Photogrammetry
using something like VSFM can do that.
Actually, there are lots of tools that can do exactly that, create a super accurate point cloud and 3d model from a bunch of generic images.
Anybody who has been photographed enough times to have a corpus of photos likely has enough of their data online that an attacker could easily use it to make that 3d model.
For at least two decades people have been doing all sorts of cool stuff with photogrammetry and computers. Its not hard at all, just take a bunch of pictures of something, throw them all in a folder and the software does the work of creating a 3d reconstruction of it.
I have played around with it.
Its not hard. You have to take a lot of images in a systematic way to get a model with no holes or artifacts. But it does work well.
Here is one possible application. Architecture. Somebody wants to build an addition onto their home but they dont have the original plans. They want an accurate 3d model of their home but they cant afford to hire a professional plan maker. So they do it via photogrammetry.

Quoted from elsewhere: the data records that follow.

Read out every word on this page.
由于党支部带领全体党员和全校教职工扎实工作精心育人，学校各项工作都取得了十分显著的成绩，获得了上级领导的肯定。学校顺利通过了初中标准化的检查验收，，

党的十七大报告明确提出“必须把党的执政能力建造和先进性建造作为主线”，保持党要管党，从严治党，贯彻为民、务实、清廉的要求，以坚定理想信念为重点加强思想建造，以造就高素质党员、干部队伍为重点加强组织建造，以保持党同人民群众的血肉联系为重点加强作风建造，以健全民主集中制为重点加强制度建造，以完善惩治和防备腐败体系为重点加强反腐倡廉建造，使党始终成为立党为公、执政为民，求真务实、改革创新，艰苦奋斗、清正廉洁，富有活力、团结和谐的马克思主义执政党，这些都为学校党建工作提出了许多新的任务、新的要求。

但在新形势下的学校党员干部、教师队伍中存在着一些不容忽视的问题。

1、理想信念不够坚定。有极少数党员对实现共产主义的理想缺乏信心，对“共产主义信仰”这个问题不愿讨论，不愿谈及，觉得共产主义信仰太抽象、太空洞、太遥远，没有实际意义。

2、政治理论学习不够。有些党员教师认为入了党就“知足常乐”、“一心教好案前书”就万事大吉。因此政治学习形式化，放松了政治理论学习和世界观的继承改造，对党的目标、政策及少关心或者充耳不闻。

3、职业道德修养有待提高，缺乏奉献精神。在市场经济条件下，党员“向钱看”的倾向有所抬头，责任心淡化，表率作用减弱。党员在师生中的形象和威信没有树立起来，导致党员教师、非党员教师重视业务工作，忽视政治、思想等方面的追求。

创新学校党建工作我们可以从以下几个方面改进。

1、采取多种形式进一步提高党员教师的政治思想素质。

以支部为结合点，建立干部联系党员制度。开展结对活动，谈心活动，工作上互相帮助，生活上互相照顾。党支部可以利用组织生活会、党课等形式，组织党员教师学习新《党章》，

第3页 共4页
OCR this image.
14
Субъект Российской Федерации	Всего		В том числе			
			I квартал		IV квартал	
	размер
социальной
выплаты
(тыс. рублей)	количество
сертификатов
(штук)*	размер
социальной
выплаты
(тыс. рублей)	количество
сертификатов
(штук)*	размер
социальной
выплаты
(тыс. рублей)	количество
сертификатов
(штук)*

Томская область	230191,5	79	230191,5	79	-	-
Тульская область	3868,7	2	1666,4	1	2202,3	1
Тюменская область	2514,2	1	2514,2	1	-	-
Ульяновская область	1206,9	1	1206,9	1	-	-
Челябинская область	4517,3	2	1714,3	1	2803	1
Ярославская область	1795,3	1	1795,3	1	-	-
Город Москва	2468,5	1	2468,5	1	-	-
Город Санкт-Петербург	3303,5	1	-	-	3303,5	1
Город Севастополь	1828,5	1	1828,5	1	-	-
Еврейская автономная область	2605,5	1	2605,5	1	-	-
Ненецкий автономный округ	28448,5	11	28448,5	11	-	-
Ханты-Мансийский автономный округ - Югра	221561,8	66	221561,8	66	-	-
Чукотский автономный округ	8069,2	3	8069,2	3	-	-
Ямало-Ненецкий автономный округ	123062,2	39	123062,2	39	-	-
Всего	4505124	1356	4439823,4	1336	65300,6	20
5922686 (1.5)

What do they do, they simply walk around and through it and take a huge number of photos from as many angles as possible and then use software like
VSFM and
CMVS to create a
sparse point cloud and reconstruct a 3d model of it, both outside and inside. Time expended, maybe an afternoon or so.. maybe even less once you get good at it. A drone could likely automate the capture process and optimize the fly through and capture of both the exterior and the interior.
Likewise with a person, even if there were no known photos of somebody online, when they were outside a drone could literally fly around that persons head even at a distance, take enough photos of them and zap, a computer could reconstruct a 3d model of them from that imagery.
Just as when you are making a panorama out of a series of images that overlap, each image can be used to stitch that one to the previous and next one. Then the software takes it one step further- extracting the geometry, It can then draw a texture over the shape. just as you do in your own mental map.